President Uhuru Kenyatta has kicked off a process that seeks to lockout lawyer MPs and other State officers from engaging in private practice.
Uhuru said that it was a “profound conflict of interest” for legislators elected to oversight other arms of government to appear in court as counsel for personal gain.
Consequently, the president directed Attorney General Kihara Kariuki to prepare the Conflict of Interest Bill for Cabinet approval before submission to Parliament in a move aimed at barring all State officers from using their public office as a platform to advance other personal interests.
The directive by Uhuru comes after the appearance of senators Kipchumba Murkomen (Elgeyo Marakwet) and Mutula Kilonzo Jnr (Makueni) in court to defend embattled Nairobi Governor Mike Sonko who is facing corruption charges.
It has become a common occurrence for senators who are also lawyers to run to court in defence of governors facing corruption charges in a clear conflict of interest as they are mandated to protect the devolved units from misappropriation of taxpayers’ monies.
Senate Minority leader James Orengo was also among lawyers who appeared for Deputy Chief Justice Philomena Mwilu and Busia Governor Sospeter Ojamong’ over corruption-related charges.
Lawmakers who are lawyers have, however, in the past protested attempts to gag them from engaging in private practice.
But while addressing the nation during Jamhuri Day celebrations, the president said that it was not fair for lawmakers – who have control over funds and exercise oversight over the Judiciary – to appear in courts as counsel as it would be intimidating to the judicial officers handling the matters.
“Is it fair and right for legislators who have control over funds and exercise oversight over the Judiciary to appear in courts as counsel? Is it fair on the judicial officer hearing the case or the other parties that, one party in the case is represented by persons who can literally change the law applicable to the dispute, control the career progression of the judge or magistrate or are able to speak with the voice of an entire arm of Government?” posed Uhuru.
He added: “A teacher in the public service cannot have one foot in the classroom and the other in parliament. One cannot serve as a legislator at the national or county level while at the same time practicing law, whether or not for gain.”
Uhuru said there will be no two-way about it and declared that those in public service will have to choose to “either serve the public in the role they have been assigned or as private practitioners.

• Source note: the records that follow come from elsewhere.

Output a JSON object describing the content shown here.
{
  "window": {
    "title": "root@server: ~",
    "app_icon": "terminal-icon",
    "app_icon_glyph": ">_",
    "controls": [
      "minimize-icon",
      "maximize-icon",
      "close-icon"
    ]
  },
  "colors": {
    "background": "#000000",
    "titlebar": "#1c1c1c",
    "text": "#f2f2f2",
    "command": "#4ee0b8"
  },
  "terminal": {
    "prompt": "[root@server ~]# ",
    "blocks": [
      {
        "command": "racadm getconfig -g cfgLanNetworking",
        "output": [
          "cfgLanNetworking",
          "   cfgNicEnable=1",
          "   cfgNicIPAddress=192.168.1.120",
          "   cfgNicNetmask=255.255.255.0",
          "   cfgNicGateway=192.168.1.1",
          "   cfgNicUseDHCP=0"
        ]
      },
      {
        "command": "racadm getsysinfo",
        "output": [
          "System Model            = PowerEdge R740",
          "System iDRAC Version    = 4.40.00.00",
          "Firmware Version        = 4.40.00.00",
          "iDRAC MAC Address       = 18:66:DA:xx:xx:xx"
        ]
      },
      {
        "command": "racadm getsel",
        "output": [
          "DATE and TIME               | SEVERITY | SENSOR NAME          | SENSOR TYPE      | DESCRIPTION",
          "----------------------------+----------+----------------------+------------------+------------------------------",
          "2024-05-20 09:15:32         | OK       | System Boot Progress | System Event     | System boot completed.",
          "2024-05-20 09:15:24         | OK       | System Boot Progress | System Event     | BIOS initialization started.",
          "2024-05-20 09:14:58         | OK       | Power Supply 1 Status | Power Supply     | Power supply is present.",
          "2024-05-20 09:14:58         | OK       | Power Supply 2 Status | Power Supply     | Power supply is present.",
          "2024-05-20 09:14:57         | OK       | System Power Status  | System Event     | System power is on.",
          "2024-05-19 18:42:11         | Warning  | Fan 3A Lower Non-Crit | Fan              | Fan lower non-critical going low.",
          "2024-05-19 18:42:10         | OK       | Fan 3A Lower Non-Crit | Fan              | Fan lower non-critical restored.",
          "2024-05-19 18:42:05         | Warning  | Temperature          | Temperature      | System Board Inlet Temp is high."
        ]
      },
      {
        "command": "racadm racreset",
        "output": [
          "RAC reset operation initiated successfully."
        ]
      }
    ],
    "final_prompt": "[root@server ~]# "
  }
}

Similarly, Uhuru said that doctors, engineers, accountants and other professionals who take up public office, should give up a private practice and devote their full time on their public duties. Doctors, in particular, have been accused of running private hospitals depriving public facilities of human resource as they spend more time in their private facilities.
He said this will end any form of conflict and perception that public officers are using their office as a mere platform to advance other interests. He made the remarks as he reaffirmed his commitment in the fight against corruption, vowing that it will continue until the country weeds out public officers who use their positions to fleece public coffers.